Industrial production includes several characteristic steps:

  • Milk preparation: pasteurization to inactivate unwanted microorganisms and enzymes, followed by homogenization to reduce fat globule size.
  • Heating and cooling: a high-temperature treatment (e.g. 85–95 °C for a short time) promotes denaturation of whey proteins and improves gel structure after fermentation.
  • Inoculation: addition of defined starter cultures to cooled milk.
  • Fermentation: incubation at controlled temperature, typically 40–45 °C, until a target pH (usually around 4.5) or a certain acid level is reached.
  • Cooling and maturation: stopping fermentation by cooling; optionally cutting, stirring or draining (for Greek yogurt) to adjust texture.
Functional and technological aspects influence product quality. Exopolysaccharide-producing strains improve viscosity and reduce syneresis (water release). Stabilizers such as pectin or modified starch are used to optimize texture and shelf life. Control parameters include pH, titratable acidity, viscosity and viable cell counts of the cultures.
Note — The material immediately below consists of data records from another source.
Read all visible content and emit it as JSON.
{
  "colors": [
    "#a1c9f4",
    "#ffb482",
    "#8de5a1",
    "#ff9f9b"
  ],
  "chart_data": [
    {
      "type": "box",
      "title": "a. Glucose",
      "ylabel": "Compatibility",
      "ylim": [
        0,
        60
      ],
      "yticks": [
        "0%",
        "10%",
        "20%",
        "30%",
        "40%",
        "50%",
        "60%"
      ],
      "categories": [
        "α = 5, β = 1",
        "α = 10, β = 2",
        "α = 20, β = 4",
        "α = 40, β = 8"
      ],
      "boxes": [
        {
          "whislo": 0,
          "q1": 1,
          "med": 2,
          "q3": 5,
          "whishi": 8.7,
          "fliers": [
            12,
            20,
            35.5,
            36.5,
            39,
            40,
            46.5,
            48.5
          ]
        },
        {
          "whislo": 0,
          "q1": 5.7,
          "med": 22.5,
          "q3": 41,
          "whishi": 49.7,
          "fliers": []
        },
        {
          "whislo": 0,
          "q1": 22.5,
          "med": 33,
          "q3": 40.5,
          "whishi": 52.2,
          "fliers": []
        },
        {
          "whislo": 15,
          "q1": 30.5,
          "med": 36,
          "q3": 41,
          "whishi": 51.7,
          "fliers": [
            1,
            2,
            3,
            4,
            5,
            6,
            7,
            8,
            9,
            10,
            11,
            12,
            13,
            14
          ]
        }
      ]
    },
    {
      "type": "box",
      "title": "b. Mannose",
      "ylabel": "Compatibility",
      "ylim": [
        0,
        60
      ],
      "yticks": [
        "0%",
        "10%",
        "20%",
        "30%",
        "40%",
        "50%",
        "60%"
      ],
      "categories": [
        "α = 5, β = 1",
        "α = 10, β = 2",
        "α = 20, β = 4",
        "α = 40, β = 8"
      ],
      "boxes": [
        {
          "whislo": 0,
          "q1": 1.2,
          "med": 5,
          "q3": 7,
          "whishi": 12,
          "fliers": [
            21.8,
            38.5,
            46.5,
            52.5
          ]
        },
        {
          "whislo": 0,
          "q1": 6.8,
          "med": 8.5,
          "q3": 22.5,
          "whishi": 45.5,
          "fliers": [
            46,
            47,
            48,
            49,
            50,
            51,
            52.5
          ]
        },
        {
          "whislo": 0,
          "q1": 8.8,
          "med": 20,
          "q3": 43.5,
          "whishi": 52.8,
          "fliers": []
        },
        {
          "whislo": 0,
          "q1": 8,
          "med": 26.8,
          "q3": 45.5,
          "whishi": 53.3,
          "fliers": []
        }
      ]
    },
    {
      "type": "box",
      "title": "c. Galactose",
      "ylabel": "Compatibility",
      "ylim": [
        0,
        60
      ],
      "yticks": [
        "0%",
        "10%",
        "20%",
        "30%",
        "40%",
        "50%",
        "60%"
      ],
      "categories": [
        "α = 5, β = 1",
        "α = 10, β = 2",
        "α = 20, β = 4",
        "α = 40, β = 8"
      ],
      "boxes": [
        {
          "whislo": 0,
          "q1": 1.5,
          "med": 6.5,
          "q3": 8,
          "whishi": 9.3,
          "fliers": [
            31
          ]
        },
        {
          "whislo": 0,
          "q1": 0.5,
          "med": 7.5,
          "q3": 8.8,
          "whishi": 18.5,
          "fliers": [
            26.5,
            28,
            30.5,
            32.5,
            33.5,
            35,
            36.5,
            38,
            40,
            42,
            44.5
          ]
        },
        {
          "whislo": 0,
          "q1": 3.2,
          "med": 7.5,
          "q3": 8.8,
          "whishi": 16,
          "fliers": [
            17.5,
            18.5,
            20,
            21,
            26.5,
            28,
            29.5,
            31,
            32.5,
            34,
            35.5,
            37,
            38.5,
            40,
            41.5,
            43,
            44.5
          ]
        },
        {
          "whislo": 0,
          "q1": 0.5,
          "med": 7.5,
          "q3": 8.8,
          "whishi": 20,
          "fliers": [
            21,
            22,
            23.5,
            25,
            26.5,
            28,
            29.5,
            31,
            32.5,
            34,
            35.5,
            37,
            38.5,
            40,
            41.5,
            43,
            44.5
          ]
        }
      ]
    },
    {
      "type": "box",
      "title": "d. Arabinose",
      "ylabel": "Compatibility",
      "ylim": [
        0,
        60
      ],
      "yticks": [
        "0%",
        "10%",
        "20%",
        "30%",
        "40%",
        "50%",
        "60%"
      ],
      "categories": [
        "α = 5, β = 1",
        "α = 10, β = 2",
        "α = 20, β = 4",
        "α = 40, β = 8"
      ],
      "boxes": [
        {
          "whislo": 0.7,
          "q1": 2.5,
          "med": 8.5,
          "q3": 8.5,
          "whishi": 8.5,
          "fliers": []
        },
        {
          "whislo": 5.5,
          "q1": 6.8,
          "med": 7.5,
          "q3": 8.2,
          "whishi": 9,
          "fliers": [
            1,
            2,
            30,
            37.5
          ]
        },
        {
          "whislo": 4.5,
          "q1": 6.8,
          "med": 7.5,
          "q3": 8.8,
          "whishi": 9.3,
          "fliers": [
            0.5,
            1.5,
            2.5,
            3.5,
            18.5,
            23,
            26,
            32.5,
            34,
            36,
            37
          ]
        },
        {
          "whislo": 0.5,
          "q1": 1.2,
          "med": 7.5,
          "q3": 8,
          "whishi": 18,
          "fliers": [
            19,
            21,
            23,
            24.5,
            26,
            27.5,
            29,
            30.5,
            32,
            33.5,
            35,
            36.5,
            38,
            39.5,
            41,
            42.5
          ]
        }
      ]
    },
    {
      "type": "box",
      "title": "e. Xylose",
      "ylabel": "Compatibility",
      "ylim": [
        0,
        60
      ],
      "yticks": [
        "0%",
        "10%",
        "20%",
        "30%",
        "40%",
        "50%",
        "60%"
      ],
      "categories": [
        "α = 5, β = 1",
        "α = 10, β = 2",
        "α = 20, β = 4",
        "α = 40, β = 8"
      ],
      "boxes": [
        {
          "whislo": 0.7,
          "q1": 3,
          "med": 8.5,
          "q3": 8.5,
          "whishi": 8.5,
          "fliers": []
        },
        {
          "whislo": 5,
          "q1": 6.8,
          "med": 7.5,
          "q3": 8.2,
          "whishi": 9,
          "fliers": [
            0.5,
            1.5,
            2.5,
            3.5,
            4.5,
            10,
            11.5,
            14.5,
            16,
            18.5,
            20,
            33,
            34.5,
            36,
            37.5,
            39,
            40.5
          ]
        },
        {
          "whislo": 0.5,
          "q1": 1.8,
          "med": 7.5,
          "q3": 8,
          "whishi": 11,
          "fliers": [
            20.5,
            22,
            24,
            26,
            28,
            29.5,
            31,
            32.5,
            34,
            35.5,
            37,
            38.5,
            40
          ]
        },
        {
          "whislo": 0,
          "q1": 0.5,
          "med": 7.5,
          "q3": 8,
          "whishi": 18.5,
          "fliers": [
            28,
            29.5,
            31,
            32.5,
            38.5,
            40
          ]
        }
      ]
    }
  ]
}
Health aspects are widely studied. Yogurt provides readily digestible protein, calcium and B vitamins. Fermentation partly reduces lactose content, so some people with lactose intolerance tolerate yogurt better than fresh milk. Probiotic cultures can transiently influence the gut microbiota and support digestive functions, although effects depend on product and strains. People with a milk protein allergy must avoid yogurt because allergenic milk proteins remain. Hygienic production and refrigeration are important to prevent spoilage and unwanted microbial contamination.

In summary, yogurt is a technically well-understood fermented food with variable composition and diverse textural and nutritional properties. Product quality is controlled by choice of starter cultures, heat treatment, mechanical processing and additives, while health effects depend on composition and the viability of the bacteria.